Other Interesting Tidbits for Researchers and Clinicians

“This study supports the validity of the HCR-20, START, and to a lesser extent, the Static-99R assessments in predicting institutional aggression among patients detained or civilly committed pursuant to the SVP law. Typically, risk assessment instruments have shown lower levels of predictive validity in field studies compared with development studies. However, this does not appear to be the case in this sample of SVPs” (p. 23).

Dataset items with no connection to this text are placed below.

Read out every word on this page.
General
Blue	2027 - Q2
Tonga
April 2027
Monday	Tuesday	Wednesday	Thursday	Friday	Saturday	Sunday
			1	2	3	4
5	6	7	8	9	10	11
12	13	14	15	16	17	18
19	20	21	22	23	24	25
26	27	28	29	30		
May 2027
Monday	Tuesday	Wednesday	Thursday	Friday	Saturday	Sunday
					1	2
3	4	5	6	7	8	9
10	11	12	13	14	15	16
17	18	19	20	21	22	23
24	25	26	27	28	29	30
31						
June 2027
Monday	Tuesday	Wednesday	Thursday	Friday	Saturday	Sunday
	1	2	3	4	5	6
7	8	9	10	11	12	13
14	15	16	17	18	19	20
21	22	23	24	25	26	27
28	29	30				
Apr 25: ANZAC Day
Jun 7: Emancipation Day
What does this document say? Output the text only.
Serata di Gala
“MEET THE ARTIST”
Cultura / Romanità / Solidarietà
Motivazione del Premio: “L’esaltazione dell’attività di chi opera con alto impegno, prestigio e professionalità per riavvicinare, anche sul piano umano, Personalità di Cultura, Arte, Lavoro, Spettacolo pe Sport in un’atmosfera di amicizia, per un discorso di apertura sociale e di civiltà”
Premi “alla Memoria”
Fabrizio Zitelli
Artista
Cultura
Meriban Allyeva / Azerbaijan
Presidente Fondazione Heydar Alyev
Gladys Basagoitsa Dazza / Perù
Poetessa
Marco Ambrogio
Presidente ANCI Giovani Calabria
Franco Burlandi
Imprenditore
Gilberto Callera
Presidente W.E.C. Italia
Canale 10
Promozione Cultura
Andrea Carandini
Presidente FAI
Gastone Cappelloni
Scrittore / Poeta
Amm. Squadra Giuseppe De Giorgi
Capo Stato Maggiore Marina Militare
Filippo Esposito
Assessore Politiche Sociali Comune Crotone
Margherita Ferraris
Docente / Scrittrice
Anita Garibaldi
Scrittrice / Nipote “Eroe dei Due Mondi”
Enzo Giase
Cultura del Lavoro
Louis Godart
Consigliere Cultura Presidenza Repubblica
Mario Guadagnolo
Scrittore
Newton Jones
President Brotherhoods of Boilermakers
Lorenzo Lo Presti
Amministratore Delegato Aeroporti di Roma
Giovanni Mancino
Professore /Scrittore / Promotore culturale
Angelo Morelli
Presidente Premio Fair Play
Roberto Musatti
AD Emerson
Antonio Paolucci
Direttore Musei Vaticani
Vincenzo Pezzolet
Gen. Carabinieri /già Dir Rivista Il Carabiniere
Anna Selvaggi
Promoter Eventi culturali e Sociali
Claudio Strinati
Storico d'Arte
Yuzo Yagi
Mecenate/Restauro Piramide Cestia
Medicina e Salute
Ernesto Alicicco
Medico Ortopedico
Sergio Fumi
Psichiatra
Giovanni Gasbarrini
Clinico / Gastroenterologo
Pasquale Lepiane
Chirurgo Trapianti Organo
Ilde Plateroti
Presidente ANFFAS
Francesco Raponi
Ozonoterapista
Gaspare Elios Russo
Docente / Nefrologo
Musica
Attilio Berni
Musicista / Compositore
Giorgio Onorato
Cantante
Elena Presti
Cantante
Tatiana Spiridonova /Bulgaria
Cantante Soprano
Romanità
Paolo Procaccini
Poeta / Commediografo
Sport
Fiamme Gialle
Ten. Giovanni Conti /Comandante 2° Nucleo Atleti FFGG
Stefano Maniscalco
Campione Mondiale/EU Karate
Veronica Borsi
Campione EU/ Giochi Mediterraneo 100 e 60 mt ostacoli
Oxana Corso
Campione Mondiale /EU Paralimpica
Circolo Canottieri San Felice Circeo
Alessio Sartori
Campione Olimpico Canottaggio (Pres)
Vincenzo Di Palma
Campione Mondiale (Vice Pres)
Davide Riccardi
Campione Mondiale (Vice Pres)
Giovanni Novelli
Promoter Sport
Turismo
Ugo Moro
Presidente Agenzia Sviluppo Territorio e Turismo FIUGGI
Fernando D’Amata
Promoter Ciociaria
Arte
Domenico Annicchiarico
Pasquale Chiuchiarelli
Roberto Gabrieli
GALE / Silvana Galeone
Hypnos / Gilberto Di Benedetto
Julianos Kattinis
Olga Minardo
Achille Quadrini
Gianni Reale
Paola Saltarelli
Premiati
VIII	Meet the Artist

“This study adds to the body of literature supporting the application of structured violence risk assessments across diverse populations in the criminal justice system, and sexual offenders specifically. Beyond the assessment of risk for sexual recidivism, our findings suggest that general violence risk assessment instruments, such as the HCR-20 or START, have a place in the assessment and management of sexual offenders. Indeed, results indicate that instruments designed to assess sexual recidivism risk, and the Static-99R in particular, are limited in their ability to assess risk for general (nonsexual) violence. This is in keeping with the recommendations of the Static-99R authors to administer the Brief Assessment for Recidivism Risk – 2002R (BARR-2002R) for predicting nonsexual violence among sexual offenders, though this is not always done in practice. Consistent with the risk-need-responsivity model, findings suggest that using the HCR-20 or START to identify general violence risk among sexual offenders would benefit case management and treatment, as well as assist in decisions regarding supervision and release. Yet, the contributions of such assessments to clinical practice and, ultimately, violence prevention among sexual offenders remain to be tested in future research” (p. 23).